Thanks to everyone who followed Training Because I Can! over the last nine years. This blog started with Addison's Disease, hypothyroidism and a crazy idea of doing an Ironman distance triathlon. My life has changed and so has this blog. I am using this blog strictly for Addison's Support topics from here on out. I hope to continue providing people with hints for living life well with adrenal insufficiency.

Monday, November 12, 2012

How to handle and Addison's emergency

This post assumes you already have an emergency injection kit at your disposal.


  • Know your "low" cortisol symptoms, know what they are well ahead of time!
  • If you feel like you are faint or about to vomit, GIVE YOURSELF AN INJECTION
  • Make sure you take spare HC and meds with you, hospitals are not known for giving HC on time if you have to stay overnight.  They will wait until rounds to give you your morning HC which could lead to unnecessary low blood sugar and low cortisol symptoms.  Take your own HC as needed
  • Call 911 or get a ride to the ER 
  • Be sure to take your NADF emergency protocol so the ER knows what to do (most have absolutely no clue, really)
  • Insist on IV fluids, antinausea meds and get more Solu-Cortef if needed

Notice what I'm saying here, you must inject before going to the emergency room.

Why?

You must inject prior to going to the ER because the delay between the call to 911 and when you finally see a doctor could be too long.  The vast majority of ambulances in the US are unable to carry Solu-Cortef.  They are unable to inject you even if you have it laying on your chest with directions.  Because an Addison's crisis is so little known and so little understood, the gravity of your situation will most likely go unnoticed.  YOU CAN DIE.

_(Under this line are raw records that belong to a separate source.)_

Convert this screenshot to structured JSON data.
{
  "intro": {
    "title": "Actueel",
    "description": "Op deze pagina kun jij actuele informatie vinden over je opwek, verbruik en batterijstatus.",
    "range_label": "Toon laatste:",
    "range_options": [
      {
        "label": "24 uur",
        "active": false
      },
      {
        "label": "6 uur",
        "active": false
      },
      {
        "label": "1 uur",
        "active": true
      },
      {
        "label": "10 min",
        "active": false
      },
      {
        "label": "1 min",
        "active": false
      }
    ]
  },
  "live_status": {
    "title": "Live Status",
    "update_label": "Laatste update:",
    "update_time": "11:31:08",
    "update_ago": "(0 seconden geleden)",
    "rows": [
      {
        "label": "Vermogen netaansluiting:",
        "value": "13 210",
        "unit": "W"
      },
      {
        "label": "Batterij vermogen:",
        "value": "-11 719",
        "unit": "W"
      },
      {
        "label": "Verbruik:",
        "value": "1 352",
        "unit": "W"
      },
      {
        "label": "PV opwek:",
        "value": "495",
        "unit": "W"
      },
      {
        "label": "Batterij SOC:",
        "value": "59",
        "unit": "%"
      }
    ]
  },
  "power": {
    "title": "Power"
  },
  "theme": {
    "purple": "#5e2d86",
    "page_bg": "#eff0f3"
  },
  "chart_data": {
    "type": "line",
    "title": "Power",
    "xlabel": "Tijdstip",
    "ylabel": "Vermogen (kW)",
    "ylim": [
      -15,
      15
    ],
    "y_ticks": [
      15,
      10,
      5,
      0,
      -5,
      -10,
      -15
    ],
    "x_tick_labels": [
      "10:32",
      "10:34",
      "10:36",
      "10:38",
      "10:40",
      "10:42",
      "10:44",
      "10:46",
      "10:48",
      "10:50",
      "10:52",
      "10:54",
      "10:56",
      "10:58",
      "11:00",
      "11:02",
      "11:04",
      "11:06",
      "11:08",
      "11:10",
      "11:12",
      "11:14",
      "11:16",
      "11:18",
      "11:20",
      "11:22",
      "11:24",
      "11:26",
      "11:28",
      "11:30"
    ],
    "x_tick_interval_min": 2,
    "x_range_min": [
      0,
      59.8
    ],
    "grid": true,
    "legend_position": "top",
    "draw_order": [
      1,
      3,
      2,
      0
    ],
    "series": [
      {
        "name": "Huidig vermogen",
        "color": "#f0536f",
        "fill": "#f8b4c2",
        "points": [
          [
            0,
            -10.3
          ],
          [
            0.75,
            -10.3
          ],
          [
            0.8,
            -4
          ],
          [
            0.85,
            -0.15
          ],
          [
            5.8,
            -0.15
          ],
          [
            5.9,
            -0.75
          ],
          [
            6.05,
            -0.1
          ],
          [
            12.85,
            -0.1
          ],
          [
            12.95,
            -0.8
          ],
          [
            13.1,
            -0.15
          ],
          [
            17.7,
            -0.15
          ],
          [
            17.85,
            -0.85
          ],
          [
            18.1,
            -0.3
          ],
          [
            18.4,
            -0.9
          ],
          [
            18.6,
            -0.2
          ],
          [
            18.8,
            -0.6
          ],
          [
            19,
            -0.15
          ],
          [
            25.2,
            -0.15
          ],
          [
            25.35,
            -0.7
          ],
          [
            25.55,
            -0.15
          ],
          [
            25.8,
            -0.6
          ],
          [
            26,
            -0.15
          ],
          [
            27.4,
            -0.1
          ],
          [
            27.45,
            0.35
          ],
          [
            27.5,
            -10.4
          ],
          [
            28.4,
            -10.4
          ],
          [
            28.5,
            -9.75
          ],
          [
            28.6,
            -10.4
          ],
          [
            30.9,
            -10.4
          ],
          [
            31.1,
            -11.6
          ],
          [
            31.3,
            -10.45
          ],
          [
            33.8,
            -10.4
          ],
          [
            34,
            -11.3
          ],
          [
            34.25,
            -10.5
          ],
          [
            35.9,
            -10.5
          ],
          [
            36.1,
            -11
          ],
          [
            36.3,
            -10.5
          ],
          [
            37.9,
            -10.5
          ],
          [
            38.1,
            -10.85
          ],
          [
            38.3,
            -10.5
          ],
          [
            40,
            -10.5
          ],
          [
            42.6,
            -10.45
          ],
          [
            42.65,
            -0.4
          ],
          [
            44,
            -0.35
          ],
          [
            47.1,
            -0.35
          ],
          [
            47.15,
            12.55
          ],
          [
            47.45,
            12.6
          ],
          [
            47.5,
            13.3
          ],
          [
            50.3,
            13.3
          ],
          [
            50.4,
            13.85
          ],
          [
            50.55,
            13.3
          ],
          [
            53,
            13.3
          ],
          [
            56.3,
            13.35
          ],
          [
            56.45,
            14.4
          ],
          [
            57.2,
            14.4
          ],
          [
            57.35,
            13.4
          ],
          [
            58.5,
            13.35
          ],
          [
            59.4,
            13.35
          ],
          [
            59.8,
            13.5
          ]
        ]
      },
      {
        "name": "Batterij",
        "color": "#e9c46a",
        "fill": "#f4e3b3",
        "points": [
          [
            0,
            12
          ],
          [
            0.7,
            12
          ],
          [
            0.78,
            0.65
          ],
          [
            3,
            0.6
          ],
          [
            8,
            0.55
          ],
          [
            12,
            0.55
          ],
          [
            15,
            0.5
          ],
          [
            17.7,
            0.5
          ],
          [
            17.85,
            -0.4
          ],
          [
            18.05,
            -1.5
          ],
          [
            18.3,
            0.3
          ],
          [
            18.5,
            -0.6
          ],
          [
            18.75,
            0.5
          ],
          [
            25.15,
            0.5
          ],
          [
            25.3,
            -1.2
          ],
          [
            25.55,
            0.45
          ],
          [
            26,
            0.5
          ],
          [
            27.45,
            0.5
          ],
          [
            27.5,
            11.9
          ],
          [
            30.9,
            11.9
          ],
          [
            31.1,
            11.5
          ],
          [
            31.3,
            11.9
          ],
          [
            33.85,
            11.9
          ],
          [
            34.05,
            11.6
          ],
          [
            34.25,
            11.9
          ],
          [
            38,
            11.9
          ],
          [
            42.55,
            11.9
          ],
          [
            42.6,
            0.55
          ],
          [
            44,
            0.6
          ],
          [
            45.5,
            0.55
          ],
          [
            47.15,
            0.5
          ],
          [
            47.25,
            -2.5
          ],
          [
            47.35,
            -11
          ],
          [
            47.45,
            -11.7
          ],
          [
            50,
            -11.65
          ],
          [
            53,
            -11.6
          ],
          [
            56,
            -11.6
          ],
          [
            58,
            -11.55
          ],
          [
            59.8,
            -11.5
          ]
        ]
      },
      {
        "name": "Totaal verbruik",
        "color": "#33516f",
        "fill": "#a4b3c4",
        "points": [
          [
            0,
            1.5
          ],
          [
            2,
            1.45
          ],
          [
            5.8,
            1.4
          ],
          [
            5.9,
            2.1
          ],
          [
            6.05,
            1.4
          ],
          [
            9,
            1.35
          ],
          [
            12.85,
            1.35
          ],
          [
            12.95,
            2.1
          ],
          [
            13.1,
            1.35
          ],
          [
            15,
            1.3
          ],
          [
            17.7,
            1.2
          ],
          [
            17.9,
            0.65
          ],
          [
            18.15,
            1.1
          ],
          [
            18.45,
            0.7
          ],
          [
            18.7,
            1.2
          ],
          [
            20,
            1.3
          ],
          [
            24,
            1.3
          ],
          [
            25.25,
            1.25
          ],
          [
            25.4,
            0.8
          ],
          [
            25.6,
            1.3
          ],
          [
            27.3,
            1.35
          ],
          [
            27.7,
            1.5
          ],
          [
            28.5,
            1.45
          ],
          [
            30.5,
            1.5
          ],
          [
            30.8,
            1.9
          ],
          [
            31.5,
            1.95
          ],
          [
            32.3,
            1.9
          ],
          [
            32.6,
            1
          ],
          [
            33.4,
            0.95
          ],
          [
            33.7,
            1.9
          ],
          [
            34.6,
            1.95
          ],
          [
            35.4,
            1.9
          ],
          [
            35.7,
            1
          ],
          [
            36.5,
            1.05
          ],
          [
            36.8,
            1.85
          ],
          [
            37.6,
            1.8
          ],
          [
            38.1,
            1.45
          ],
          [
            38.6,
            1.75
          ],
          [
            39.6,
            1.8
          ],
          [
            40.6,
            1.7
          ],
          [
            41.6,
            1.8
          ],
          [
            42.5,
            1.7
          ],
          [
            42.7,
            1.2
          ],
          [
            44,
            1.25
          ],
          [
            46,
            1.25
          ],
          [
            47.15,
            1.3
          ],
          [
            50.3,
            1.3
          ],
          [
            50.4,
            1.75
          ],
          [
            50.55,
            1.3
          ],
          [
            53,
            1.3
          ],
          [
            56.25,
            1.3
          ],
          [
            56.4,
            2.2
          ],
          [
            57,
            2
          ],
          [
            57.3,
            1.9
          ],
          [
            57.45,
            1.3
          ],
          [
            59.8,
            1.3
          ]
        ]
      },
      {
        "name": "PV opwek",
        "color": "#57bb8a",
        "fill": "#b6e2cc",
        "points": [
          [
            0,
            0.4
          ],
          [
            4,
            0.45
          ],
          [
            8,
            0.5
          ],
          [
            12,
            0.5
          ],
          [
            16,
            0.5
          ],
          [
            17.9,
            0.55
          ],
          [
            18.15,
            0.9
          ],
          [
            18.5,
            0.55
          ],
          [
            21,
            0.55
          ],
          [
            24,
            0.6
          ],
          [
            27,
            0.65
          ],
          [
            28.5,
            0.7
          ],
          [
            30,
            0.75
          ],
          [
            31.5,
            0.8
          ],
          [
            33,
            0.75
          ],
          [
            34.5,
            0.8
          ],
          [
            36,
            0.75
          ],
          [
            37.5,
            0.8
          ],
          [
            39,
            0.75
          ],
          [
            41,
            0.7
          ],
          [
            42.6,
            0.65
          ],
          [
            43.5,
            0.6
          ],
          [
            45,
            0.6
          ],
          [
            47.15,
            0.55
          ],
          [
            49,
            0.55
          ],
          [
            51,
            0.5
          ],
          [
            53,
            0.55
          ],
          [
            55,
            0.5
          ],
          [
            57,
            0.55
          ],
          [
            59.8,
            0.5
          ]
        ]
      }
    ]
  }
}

What happens if I give myself an injection unnecessarily?

Most likely, if you're thinking you need an injection, you need it.  It won't be unnecessary.  If you really don't need it and you're doing it for fun, you will end up out one injection kit, with temporary high blood sugar and you'll probably feel irritable.  If you do it all the time, inject when not needed, you will probably end up with type 2 diabetes and needing a hip or shoulder replacement.  You'd have to have a really stupid doctor to prescribe so many injection kits and not look at the cause of your needing injections all the time (whether it's mental or physical).

To shoot or not to shoot?

If at all possible, take your HC orally.  There's NO REASON to inject yourself before a dental procedure or stressful trip to the bank.  If you break a bone and don't feel nauseous (or whatever), TAKE YOUR HC ORALLY.  Frequently injecting HC can lead to hip and shoulder join necrosis.

Bottom line:  Inject on the way to the ER or as you're waiting for the ambulance.